Por Stefan Zweig. Traducción de Pola Iriarte.

     

Nació al terminar la guerra, el 10 de julio de 1871 en París. Era hijo de un famoso médico y vástago de una adinerada, una millonaria familia burguesa. Pero ni los conocimientos del padre ni el gigantesco patrimonio de la madre pudieron salvarle la niñez: a los nueve años, el pequeño Marcel perdió para siempre su salud. Volvían de un paseo por el Bois de Boulogne, cuando sufrió una crisis asmática, y de allí en adelante, aquellos terribles ataques le oprimirían el pecho por todo el resto de su vida, hasta su último aliento. A partir de los nueve años, prácticamente todo le estuvo prohibido: los viajes, los juegos divertidos, moverse, hacer travesuras, todas aquellas cosas que son sinónimo de niñez. Esto lo llevó a transformarse ya desde muy temprano en un observador, una persona sensible, delicada, susceptible, un ser cuyos nervios y sentidos se irritaban al menor estímulo. Amaba el campo con pasión, pero solo podía ir muy ocasionalmente y jamás en primavera.
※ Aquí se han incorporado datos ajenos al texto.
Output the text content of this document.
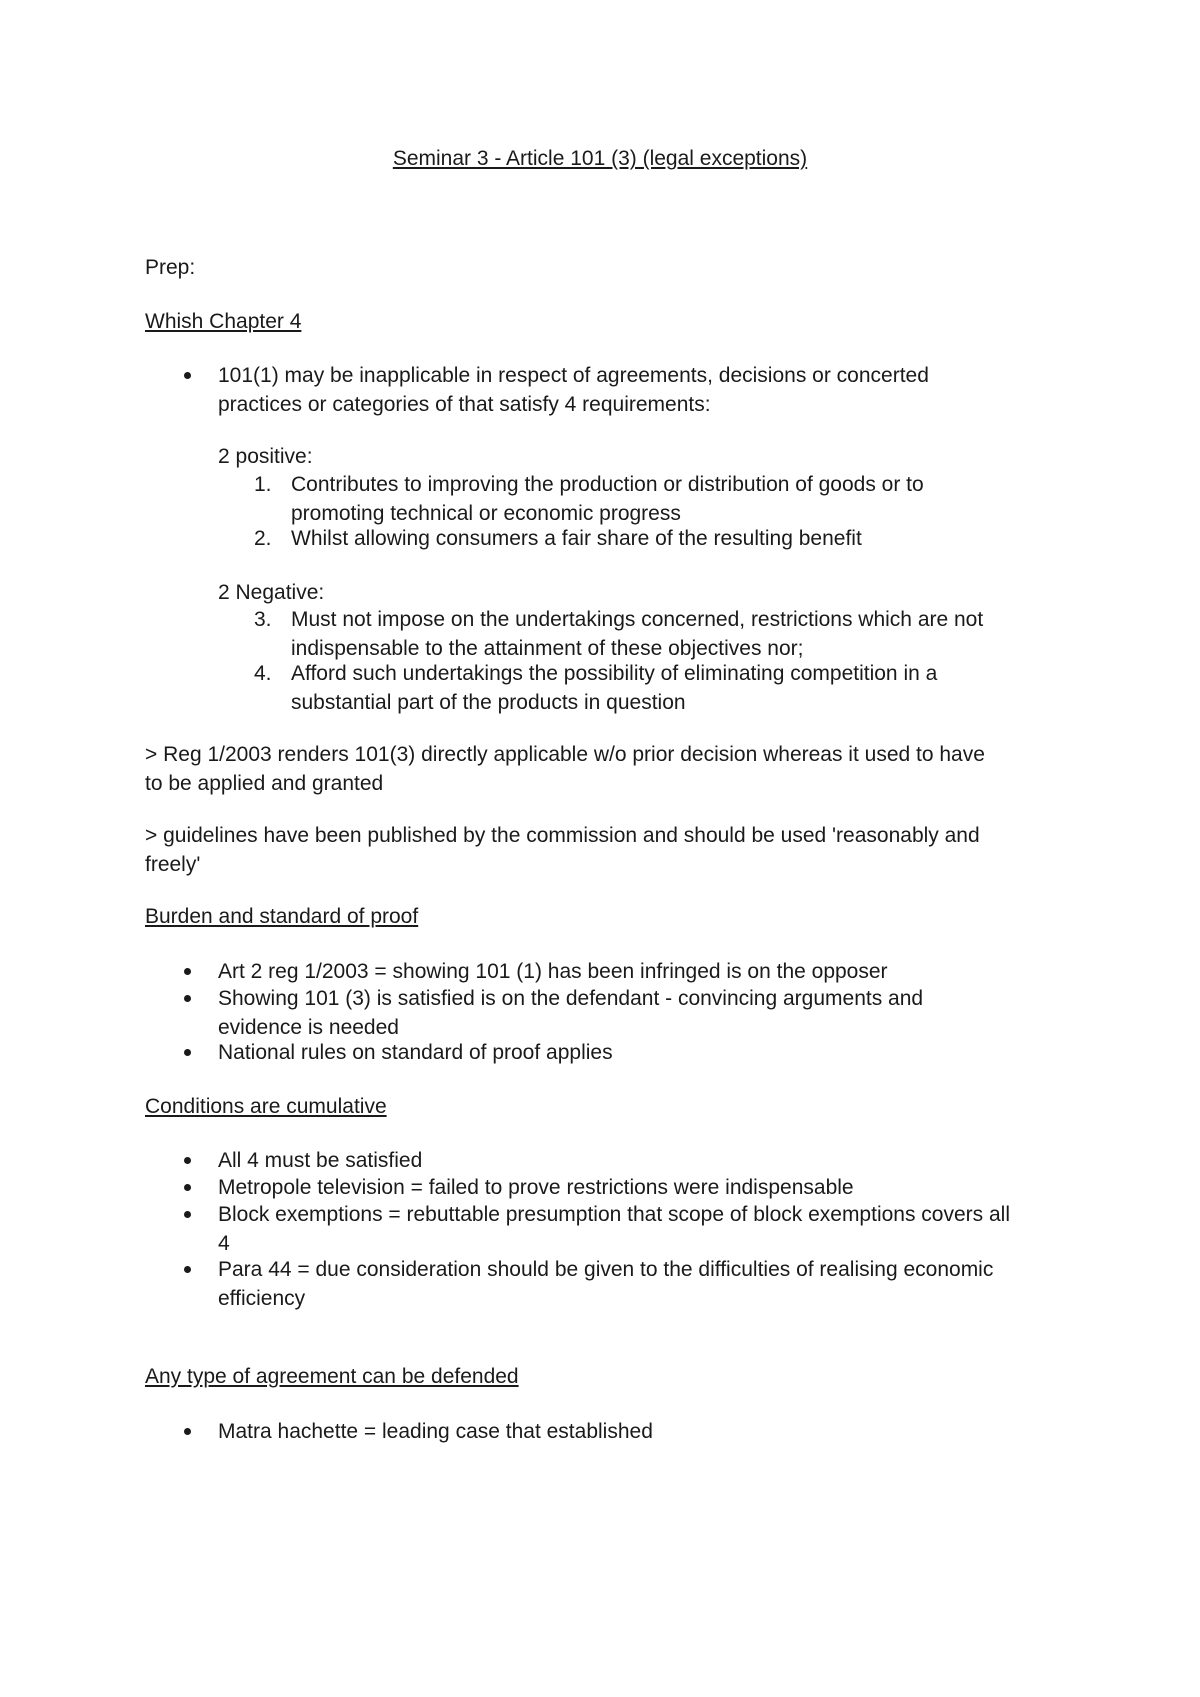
Seminar 3 - Article 101 (3) (legal exceptions)
Prep:
Whish Chapter 4
101(1) may be inapplicable in respect of agreements, decisions or concerted
practices or categories of that satisfy 4 requirements:
2 positive:
1. Contributes to improving the production or distribution of goods or to
promoting technical or economic progress
2. Whilst allowing consumers a fair share of the resulting benefit
2 Negative:
3. Must not impose on the undertakings concerned, restrictions which are not
indispensable to the attainment of these objectives nor;
4. Afford such undertakings the possibility of eliminating competition in a
substantial part of the products in question
> Reg 1/2003 renders 101(3) directly applicable w/o prior decision whereas it used to have
to be applied and granted
> guidelines have been published by the commission and should be used 'reasonably and
freely'
Burden and standard of proof
Art 2 reg 1/2003 = showing 101 (1) has been infringed is on the opposer
Showing 101 (3) is satisfied is on the defendant - convincing arguments and
evidence is needed
National rules on standard of proof applies
Conditions are cumulative
All 4 must be satisfied
Metropole television = failed to prove restrictions were indispensable
Block exemptions = rebuttable presumption that scope of block exemptions covers all
4
Para 44 = due consideration should be given to the difficulties of realising economic
efficiency
Any type of agreement can be defended
Matra hachette = leading case that established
En esa época, el fino polvillo del polen, el calor húmedo y la exuberancia de la naturaleza aguijoneaban demasiado dolorosamente sus inflamados órganos. Amaba las flores con pasión, pero no podía acercarse a ellas. Si un amigo entraba a la habitación con un clavel en el ojal, debía pedirle que se lo sacara, y asistir a una tertulia donde hubiera ramos de flores en las mesas, lo mandaba a la cama por varios días. Algunas veces salía en un carruaje cerrado para ver desde detrás de los vidrios de las ventanas los amados colores, los cálices respirando. Y devoraba libros y libros y libros para leer sobre viajes, sobre paisajes para él inalcanzables. Una vez fue a Venecia, algunas veces, al mar: pero los viajes le costaban tal esfuerzo, que finalmente se encerró casi por completo en París.

Su percepción de los rasgos y gestos humanos se volvió cada vez más fina. El tono de una conversación, un pasador en el pelo de una mujer, la manera en que alguien se sentaba y paraba de la mesa, los más finos ornamentos de las alegres veladas, se enganchaban con incomparable fuerza a su memoria. Su mirada, siempre alerta, captaba entre pestañeo y pestañeo cada minucioso detalle; su oído registraba fielmente y sin perder vibración alguna, todas las asociaciones, giros, serpenteos e interrupciones de una conversación. Así pudo describir luego en su novela la conversación del Conde Norpois a lo largo de ciento cincuenta páginas, sin que falte allí ni una sola respiración, ningún movimiento casual, ningún titubeo y ninguna transición: su mirada estaba alerta y flexible para suplir a todos los demás fatigados órganos.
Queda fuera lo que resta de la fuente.